The First Department, in a full-fledged opinion by Justice Higgitt, reversing Supreme Court and remanding the matter, determined that whether the judgment debtor was entitled to restitution based on the reversal of a restraining notice and whether the plaintiff is entitled to an installment payment order were not decided by the reversal, but rather were discretionary issues to be resolved on remand.
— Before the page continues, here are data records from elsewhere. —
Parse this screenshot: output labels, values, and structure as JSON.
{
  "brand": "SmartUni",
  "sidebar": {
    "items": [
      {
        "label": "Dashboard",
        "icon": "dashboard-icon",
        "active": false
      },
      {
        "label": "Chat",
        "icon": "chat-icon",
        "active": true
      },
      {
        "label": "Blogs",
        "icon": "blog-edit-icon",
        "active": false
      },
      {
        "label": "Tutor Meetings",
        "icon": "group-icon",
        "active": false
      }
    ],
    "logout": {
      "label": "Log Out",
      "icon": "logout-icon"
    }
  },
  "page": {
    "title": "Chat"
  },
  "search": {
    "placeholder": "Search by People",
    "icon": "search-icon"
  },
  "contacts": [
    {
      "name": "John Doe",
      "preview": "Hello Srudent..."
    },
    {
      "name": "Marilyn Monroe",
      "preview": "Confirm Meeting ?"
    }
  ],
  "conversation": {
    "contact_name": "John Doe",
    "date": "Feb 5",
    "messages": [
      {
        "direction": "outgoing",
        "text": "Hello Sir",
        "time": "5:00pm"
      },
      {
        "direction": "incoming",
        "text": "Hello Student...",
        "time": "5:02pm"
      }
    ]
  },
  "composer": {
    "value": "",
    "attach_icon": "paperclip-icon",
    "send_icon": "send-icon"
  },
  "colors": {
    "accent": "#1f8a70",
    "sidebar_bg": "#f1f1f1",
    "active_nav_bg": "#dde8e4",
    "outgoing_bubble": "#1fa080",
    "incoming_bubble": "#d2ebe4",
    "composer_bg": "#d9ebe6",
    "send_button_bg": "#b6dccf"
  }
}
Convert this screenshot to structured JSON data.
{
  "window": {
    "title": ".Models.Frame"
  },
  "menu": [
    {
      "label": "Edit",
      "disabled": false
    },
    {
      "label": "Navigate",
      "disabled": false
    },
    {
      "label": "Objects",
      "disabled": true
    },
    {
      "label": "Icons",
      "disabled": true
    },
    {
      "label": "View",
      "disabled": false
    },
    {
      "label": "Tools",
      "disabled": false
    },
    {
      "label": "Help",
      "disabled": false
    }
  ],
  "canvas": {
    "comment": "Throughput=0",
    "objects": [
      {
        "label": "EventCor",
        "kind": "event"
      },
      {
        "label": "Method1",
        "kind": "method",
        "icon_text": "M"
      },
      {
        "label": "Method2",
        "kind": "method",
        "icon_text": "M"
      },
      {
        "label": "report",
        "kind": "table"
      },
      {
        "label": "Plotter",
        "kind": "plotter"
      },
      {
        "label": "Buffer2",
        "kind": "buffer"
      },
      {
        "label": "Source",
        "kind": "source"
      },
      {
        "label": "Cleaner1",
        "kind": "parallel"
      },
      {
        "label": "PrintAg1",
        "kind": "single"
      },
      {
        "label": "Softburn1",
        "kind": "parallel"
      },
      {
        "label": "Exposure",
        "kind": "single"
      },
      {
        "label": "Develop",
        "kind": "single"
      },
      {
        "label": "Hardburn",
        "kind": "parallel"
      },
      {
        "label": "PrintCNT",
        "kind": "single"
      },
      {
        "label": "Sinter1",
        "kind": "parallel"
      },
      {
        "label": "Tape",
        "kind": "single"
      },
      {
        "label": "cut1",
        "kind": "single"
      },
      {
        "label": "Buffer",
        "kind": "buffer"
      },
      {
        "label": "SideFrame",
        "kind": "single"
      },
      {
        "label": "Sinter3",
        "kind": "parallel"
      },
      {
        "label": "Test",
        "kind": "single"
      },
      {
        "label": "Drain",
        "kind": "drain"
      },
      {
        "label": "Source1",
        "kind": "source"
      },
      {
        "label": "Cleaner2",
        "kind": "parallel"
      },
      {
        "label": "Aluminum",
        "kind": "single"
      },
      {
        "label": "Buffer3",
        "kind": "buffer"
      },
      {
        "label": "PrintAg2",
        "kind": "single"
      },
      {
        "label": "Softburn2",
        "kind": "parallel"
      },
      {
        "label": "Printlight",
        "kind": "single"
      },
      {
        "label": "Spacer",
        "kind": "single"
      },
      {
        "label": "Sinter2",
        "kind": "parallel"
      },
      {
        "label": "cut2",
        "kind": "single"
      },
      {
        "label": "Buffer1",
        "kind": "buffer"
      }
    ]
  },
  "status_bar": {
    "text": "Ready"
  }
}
The facts are too complex to fairly summarize here:
… CPLR 5015(d) provides that, “[w]here a judgment or order is set aside or vacated, the court may direct and enforce restitution in like manner and subject to the same conditions as where a judgment is reversed or modified on appeal.” … Thus, “CPLR 5015[d] empowers a court that has set aside a judgment or order to restore the parties to the position they were in prior to its rendition, consistent with the court’s general equitable powers” … . The essential inquiry for a court addressing a request for the equitable remedy of restitution is whether it is against equity and good conscious to permit a party to retain the money that is sought to be recovered … . The determination whether to award restitution is committed to the trial court’s discretion … . * * *
Contrary to defendant’s contention that an installment payment order cannot be directed at funds exempt from execution under CPLR 5231 (i.e., 90% of his monthly disability insurance payments), such an order is the expedient for accessing exempt income … . As Professor Siegel stated long ago, “[o]ne of [CPLR 5226’s] prime uses is in that situation . . . where it appears that the judgment debtor can afford more than the 10% to which the income execution is limited” … . Thus, “[t]he court on the [CPLR 5226] motion can direct the debtor to make regular payments to the judgment creditor in any sum it finds the debtor able to afford, not limited by the 10% that restricts the income execution of CPLR 5231” … . Hamway v Sutton, 2025 NY Slip Op 01062, First Dept 2-25-25
Practice Point: Although this opinion is fact-specific, it includes the criteria for some fundamental debtor-creditor issues, i.e., the amount of monthly disability insurance payments which is available to a judgment debtor, the income-sources which are available to a judgment debtor, whether a plaintiff is entitled to an installment payment order, the criteria for a court’s discretionary determination of the amount a judgment debtor can afford to pay every month, etc.